Suppose we want to solve the following optimization problem: $$ \min_{x\in\mathcal{X}\subset\mathbb{R}^n} f(x) $$ where $\mathcal{X}$ is closed and convex and $f$ can be nonconvex but still smooth.
Projected gradient descent for solving this problem writes: $$ x_{t+1}\leftarrow \mathrm{proj}_{\mathcal{X}}(x_{t} - \eta_t \nabla f(x_t)) $$ where $\eta_t>0$ is the stepsize.

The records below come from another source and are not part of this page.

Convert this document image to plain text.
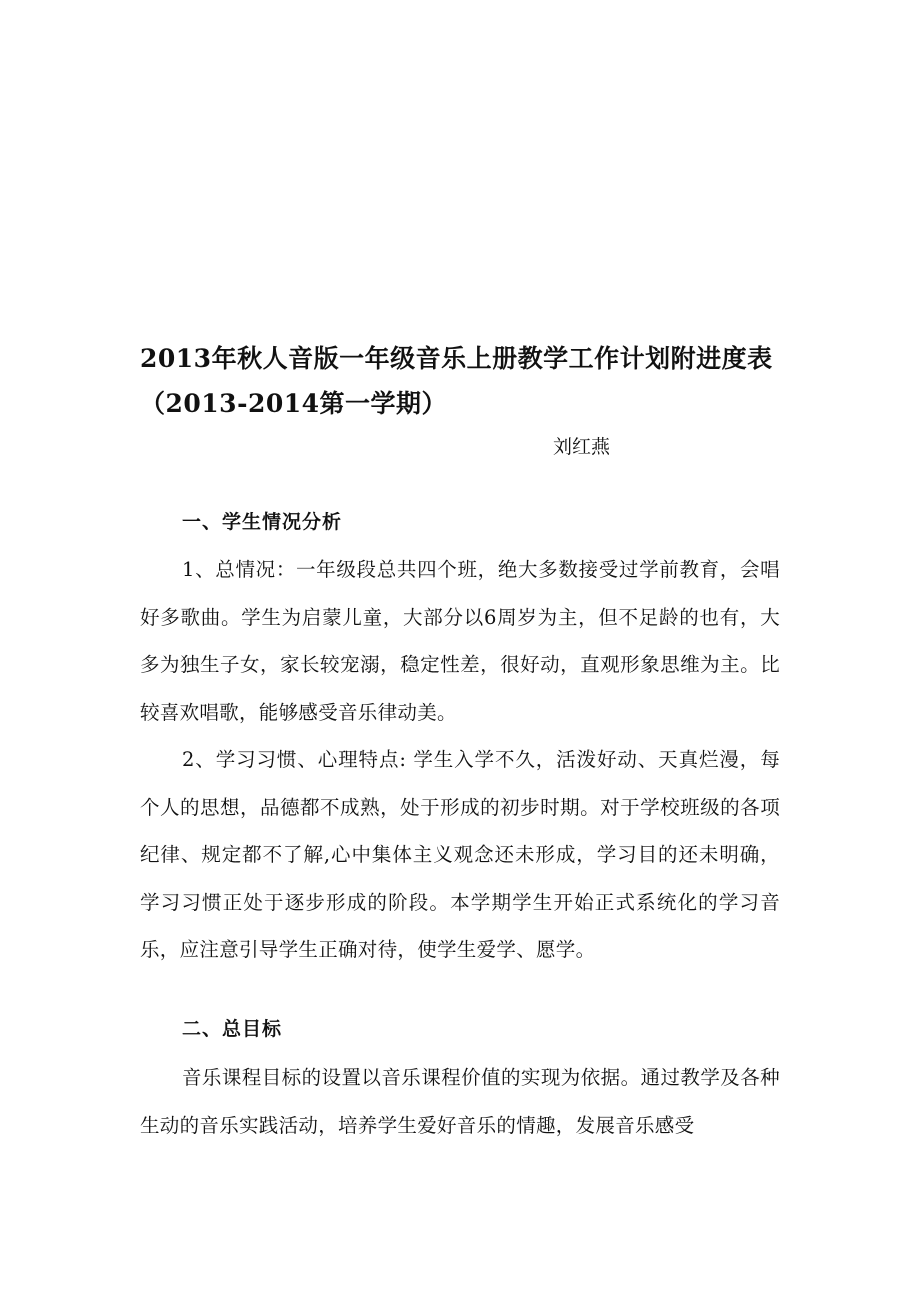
2013年秋人音版一年级音乐上册教学工作计划附进度表
（2013-2014第一学期）

刘红燕

一、学生情况分析

1、总情况：一年级段总共四个班，绝大多数接受过学前教育，会唱好多歌曲。学生为启蒙儿童，大部分以6周岁为主，但不足龄的也有，大多为独生子女，家长较宠溺，稳定性差，很好动，直观形象思维为主。比较喜欢唱歌，能够感受音乐律动美。

2、学习习惯、心理特点: 学生入学不久，活泼好动、天真烂漫，每个人的思想，品德都不成熟，处于形成的初步时期。对于学校班级的各项纪律、规定都不了解,心中集体主义观念还未形成，学习目的还未明确，学习习惯正处于逐步形成的阶段。本学期学生开始正式系统化的学习音乐，应注意引导学生正确对待，使学生爱学、愿学。

二、总目标

音乐课程目标的设置以音乐课程价值的实现为依据。通过教学及各种生动的音乐实践活动，培养学生爱好音乐的情趣，发展音乐感受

A commonly used convergence criterion (stopping criterion) when $f$ is nonconvex is $$ G_t:= \frac{1}{\eta_t}\{x_t - \mathrm{proj}_{\mathcal{X}}(x_{t} - \eta_t \nabla f(x_t))\} $$ which reduces to $\nabla f(x_t)$ if $\mathcal{X}=\mathbb{R}^n$. Usually we take $\eta_t$ to be a constant or a non-summable sequence, i.e. $\sum_{t=1}^{\infty}\eta_t=\infty$ (see for example Bertsekas Nonlinear programming sec 3.3).
My question is that, what if I take $\eta_t$ to be a summable sequence, say $\eta_t=1/t^2$? can we prove or disprove the claim that if $G_t\rightarrow 0$ in this case, the algorithm still converges to a stationary point? By stationary point I mean a point $x^*$ s.t. $$ \nabla f(x^*)^\top(x-x^*)\geq 0,\ \forall x\in\mathcal{X} $$
(Note that the above question also applies to the more general proximal gradient method, where we just need to repalce the projection operation $\mathrm{proj}_{\mathcal{X}}$ with the proximal operator $\mathrm{prox}$)
Well $\eta_t$ being summable has not much to do with the convergence criteria but rather the actual convergence. The stopping criterion that you have mentioned works well immaterial of $\eta_t$ being a constant or a non-summable or a summable sequence.
Assume a linear function $f(x) = x_1 +x_2$. The gradient is constant $[1, 1]$. A summable step size like $\eta_t=\frac{1}{t^2}$ would only let you move by a fixed distance even after infinite steps. $\sum_{t=1}^{\infty}\eta_t = \frac{\pi^2}{6}$. You can extend this same analogy to non-linear functions just ensure that $\eta_t$ dies much faster than gradient of the function.